To describe what it means to be children of God, Paul employs a series of compound verbs built on the preposition syn-. We are joint heirs with Christ, suffering with him, and being glorified with him. Readers should not fret over the conditional syntax in verse 17. It is a simple condition in which “since” could be used as well as “if” (cf. the translation of the same Greek word at Romans 8:9). The idea is not that anyone (including Christ) earns glory by suffering; rather, as Paul seeks to describe what it means to be a joint heir with Christ, he notes that the joint heir’s life is characterized by the same pattern that shaped Christ’s life. To be connected to Christ is to know humiliation and exaltation. To be a joint heir with Christ is share in Christ’s suffering, death, and resurrection.
In the remaining verses of the reading, Paul talks as forthrightly as possible about the suffering of humanity and creation as together we await the revealing of what we are in Christ, that is, children of God. As syn- compounds had described our connection to Christ, now they describe the mutual suffering of all creation: the whole creation, Paul says, groans together and suffers together, “and not only the creation, but we ourselves, who have the first fruits of the Spirit, groan inwardly while we wait for adoption, the redemption of our bodies” (Romans 8:22-23). James Dunn names the solidarity among Christ, humans, and the rest of creation well when he observes, “Believers are being saved not from creation but with creation…. The sonship they are privileged to share in some sense with Christ, they in turn share in some sense with creation.”
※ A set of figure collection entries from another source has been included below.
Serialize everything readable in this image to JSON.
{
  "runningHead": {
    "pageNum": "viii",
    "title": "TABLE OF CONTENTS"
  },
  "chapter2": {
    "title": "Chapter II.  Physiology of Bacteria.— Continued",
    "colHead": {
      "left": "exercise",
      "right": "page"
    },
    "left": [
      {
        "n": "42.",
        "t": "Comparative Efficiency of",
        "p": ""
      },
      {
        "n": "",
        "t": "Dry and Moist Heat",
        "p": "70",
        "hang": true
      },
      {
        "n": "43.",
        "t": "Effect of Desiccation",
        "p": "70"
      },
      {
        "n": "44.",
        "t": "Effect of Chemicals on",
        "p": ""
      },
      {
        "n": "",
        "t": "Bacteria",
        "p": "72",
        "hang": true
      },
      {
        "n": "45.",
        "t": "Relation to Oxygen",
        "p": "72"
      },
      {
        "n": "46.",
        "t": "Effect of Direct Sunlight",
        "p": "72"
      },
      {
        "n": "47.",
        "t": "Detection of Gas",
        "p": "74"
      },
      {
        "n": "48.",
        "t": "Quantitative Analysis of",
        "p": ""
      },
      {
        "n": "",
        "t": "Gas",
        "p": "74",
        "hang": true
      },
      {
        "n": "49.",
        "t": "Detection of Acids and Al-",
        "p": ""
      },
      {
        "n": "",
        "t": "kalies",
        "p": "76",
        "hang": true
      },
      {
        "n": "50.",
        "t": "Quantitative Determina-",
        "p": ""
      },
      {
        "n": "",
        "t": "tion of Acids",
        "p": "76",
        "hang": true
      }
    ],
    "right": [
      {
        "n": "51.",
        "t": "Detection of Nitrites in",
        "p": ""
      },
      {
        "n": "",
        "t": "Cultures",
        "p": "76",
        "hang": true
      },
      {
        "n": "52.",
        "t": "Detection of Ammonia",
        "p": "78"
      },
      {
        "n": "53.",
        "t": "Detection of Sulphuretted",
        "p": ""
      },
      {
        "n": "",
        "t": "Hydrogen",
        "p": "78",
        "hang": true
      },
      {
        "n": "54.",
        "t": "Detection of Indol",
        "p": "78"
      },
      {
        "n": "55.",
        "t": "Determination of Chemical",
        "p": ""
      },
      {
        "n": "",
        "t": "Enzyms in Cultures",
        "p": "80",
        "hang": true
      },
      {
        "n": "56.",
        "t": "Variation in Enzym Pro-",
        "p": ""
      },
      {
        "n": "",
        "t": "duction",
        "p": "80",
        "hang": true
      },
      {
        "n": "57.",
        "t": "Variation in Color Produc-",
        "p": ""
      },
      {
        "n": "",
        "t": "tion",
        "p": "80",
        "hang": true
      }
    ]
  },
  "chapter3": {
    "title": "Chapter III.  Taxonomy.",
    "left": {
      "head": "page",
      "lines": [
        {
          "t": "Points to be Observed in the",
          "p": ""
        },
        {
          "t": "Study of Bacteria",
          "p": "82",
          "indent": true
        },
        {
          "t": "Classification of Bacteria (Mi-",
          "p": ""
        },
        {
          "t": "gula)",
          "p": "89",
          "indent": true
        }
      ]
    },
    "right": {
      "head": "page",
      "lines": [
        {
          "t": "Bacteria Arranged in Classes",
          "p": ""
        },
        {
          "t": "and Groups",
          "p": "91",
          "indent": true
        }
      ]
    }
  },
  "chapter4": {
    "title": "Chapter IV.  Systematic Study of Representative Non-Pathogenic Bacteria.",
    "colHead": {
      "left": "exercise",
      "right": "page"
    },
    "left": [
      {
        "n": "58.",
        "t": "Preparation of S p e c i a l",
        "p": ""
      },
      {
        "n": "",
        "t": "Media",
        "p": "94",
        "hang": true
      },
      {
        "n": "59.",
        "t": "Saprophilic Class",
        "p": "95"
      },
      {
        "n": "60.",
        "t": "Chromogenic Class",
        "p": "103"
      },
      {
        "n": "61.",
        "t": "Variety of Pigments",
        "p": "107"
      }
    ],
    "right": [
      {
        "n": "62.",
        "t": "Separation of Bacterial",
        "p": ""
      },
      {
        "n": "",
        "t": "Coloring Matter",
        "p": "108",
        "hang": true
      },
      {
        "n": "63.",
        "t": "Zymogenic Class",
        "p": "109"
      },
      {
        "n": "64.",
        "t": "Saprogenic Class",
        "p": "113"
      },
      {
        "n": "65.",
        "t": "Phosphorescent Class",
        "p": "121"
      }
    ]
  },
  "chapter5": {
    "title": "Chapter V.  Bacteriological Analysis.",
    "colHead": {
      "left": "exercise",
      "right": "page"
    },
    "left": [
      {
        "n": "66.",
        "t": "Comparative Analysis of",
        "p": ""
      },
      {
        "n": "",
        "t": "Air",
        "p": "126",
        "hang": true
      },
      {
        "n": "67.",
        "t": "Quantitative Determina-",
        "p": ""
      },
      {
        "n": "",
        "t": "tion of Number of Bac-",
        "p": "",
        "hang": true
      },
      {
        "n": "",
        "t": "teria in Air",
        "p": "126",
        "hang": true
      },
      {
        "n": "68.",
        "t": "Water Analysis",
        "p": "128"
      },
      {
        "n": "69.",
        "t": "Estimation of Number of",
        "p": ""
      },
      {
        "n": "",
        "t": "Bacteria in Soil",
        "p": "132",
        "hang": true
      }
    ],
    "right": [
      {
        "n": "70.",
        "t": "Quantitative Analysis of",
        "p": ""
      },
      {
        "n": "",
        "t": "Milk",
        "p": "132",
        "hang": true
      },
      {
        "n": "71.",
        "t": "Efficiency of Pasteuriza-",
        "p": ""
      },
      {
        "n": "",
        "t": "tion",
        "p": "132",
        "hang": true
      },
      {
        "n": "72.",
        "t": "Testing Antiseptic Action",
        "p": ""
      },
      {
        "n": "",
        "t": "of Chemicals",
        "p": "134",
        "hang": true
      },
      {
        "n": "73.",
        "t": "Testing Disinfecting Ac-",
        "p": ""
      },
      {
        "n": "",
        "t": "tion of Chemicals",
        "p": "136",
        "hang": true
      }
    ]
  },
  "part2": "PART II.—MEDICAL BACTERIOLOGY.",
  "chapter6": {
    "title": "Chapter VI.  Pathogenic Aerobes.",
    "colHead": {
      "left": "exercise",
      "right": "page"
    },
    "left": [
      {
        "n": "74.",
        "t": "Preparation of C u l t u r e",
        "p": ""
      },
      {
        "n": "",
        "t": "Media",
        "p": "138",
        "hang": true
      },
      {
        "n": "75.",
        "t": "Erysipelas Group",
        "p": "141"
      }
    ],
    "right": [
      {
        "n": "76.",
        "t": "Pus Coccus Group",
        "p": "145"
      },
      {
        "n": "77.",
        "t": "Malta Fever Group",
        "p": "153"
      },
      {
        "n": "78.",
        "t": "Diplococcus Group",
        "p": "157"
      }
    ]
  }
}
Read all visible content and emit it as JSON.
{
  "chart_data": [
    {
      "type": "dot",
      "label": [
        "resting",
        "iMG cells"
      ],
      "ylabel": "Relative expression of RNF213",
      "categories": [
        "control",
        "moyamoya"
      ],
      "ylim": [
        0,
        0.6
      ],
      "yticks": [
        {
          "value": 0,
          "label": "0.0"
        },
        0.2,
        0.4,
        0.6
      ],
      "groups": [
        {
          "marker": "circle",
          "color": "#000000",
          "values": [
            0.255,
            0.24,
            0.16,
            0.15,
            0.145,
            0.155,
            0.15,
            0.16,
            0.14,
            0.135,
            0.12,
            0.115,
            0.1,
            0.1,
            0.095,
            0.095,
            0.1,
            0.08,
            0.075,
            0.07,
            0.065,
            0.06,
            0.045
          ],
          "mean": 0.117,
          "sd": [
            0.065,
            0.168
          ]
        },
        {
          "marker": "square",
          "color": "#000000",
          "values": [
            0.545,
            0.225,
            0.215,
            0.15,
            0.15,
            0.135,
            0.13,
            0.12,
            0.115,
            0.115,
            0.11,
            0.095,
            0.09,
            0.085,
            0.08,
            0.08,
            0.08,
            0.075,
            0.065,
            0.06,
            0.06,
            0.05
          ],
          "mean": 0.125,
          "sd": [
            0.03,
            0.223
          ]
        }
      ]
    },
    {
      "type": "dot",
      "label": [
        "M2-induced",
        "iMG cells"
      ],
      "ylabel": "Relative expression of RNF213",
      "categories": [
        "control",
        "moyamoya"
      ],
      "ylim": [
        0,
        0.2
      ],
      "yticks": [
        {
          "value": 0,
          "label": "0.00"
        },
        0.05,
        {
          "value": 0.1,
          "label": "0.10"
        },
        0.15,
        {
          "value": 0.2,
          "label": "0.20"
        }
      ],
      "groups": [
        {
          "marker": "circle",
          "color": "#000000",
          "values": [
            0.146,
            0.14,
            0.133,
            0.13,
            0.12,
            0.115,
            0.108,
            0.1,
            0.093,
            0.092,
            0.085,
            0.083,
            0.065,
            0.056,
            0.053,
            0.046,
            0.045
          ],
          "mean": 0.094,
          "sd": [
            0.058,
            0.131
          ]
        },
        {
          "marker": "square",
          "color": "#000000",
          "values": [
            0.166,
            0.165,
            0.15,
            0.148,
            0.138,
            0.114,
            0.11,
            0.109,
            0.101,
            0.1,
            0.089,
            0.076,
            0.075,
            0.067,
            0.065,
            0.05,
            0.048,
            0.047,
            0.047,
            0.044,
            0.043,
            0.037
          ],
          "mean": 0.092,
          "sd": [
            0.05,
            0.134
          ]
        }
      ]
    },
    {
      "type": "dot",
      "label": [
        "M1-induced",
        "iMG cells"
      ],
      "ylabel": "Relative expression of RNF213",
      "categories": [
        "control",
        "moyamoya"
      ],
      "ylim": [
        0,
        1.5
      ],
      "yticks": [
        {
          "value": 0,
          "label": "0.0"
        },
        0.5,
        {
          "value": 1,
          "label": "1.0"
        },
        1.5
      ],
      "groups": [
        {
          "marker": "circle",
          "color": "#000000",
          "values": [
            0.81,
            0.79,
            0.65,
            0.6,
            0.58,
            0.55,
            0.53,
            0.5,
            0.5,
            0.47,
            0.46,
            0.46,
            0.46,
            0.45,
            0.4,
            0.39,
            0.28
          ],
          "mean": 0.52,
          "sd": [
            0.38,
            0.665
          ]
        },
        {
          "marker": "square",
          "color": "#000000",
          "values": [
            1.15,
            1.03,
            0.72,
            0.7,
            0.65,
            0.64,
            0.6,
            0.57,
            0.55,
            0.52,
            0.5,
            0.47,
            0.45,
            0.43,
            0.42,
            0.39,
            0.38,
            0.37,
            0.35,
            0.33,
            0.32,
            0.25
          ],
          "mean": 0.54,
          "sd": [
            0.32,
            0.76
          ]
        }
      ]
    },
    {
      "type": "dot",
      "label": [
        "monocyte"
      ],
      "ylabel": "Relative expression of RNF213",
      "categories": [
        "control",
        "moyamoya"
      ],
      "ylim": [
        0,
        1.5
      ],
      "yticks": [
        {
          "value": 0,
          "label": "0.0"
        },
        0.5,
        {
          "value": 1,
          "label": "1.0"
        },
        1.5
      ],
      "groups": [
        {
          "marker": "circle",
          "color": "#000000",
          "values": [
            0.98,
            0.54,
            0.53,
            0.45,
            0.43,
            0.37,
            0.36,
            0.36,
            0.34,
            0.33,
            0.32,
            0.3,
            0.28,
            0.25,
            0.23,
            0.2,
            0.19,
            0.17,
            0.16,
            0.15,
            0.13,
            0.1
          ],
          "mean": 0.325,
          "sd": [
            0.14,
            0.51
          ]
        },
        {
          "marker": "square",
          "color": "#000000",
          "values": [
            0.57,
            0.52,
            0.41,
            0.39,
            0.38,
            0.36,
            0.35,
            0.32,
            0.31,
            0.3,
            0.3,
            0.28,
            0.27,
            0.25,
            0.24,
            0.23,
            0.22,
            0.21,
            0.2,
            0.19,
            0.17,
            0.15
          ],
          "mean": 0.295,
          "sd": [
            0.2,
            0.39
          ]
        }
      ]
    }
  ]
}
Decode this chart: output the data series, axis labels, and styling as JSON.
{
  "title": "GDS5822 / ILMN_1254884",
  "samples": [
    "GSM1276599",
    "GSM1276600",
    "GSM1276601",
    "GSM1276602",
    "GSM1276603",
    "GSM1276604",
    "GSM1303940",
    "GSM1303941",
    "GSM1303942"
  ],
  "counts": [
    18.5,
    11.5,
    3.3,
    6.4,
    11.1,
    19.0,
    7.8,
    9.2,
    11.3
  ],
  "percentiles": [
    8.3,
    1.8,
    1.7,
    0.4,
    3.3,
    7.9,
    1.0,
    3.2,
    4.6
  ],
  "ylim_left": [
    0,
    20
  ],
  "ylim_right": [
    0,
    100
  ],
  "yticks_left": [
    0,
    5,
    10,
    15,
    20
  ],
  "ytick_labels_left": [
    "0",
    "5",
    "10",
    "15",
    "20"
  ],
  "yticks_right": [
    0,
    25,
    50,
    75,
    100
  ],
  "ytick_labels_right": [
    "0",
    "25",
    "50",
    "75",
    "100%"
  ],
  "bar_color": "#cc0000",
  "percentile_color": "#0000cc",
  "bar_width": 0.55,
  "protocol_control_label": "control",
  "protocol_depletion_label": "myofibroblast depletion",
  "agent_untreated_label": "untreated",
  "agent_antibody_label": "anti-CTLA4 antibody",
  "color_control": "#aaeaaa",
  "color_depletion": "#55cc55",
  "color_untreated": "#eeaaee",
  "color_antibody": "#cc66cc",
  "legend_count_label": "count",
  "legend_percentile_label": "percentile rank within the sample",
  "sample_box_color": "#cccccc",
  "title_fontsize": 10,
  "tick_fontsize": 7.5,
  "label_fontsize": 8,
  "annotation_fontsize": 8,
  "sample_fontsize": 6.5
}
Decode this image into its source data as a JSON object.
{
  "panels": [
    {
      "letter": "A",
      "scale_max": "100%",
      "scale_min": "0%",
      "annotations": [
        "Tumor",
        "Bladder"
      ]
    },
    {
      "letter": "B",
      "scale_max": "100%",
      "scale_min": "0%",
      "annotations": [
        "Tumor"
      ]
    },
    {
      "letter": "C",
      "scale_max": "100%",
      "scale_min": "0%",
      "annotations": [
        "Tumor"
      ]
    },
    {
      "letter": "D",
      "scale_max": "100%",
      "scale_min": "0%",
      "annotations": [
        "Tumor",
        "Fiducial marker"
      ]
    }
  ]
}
The “eager expectation” Paul refers to in 8:19 is literally the act of craning the neck to get a better look at what is coming down the road. It is the upturned face of the farmer watching the sky before starting up the combine for harvest. It is the leaning forward of a woman on a train platform as she awaits a loved one’s arrival. Paul describes what we are expecting with phrases like “the revealing of the sons [and daughters] of God” (8:19), “the glorious freedom of God’s children” (8:21), “adoption,” and “the redemption of our bodies” (8:23). As we live between hoping for these things and actually seeing them, the tension between the two experiences becomes acute. Dunn again: “The gift of the Spirit reclaims the believer for God and begins or heightens the tension between human belonging to God and human entrancement with the world of human control and success, the warfare between Spirit and flesh” (87).
One of the causes of suffering for those who have received the Spirit of adoption (8:15) is that the Spirit has given us reason to hope for more than we can see. The definition of suffering will be broadened in verses 35-39 to include anything that threatens to separate us from God’s love. For now, the suffering Paul speaks of is suffering that comes from knowing what the world could be, even as we live in the world as it is. To borrow an image from the gospel reading for the day, the field was planted with good seed. It was going to be so beautiful as it grew to maturity, but an enemy sowed weeds among the wheat, and even as the crop matured, the field was a mess; the crop was threatened, and the workers nearly made things worse by trying to take control of the situation. At the owner’s insistence, the field hands endure the wait between weeds appearing and a crop maturing. “Redemption” in the parable of the weeds and wheat comes when the harvest results not only in grain but a batch of kindling besides. “He has both his wheat safe and some free kindling as well,” Dominic Crossan writes. “His enemy is doubly outwitted.”
The details of redemption for humanity and the rest of creation will probably be as surprising to us as the dual harvest of wheat and kindling was to the field hands. And certainly the wait often passes with excruciating slowness. Even so, with a mixture of eagerness and sheer endurance, we hope for what we do not see.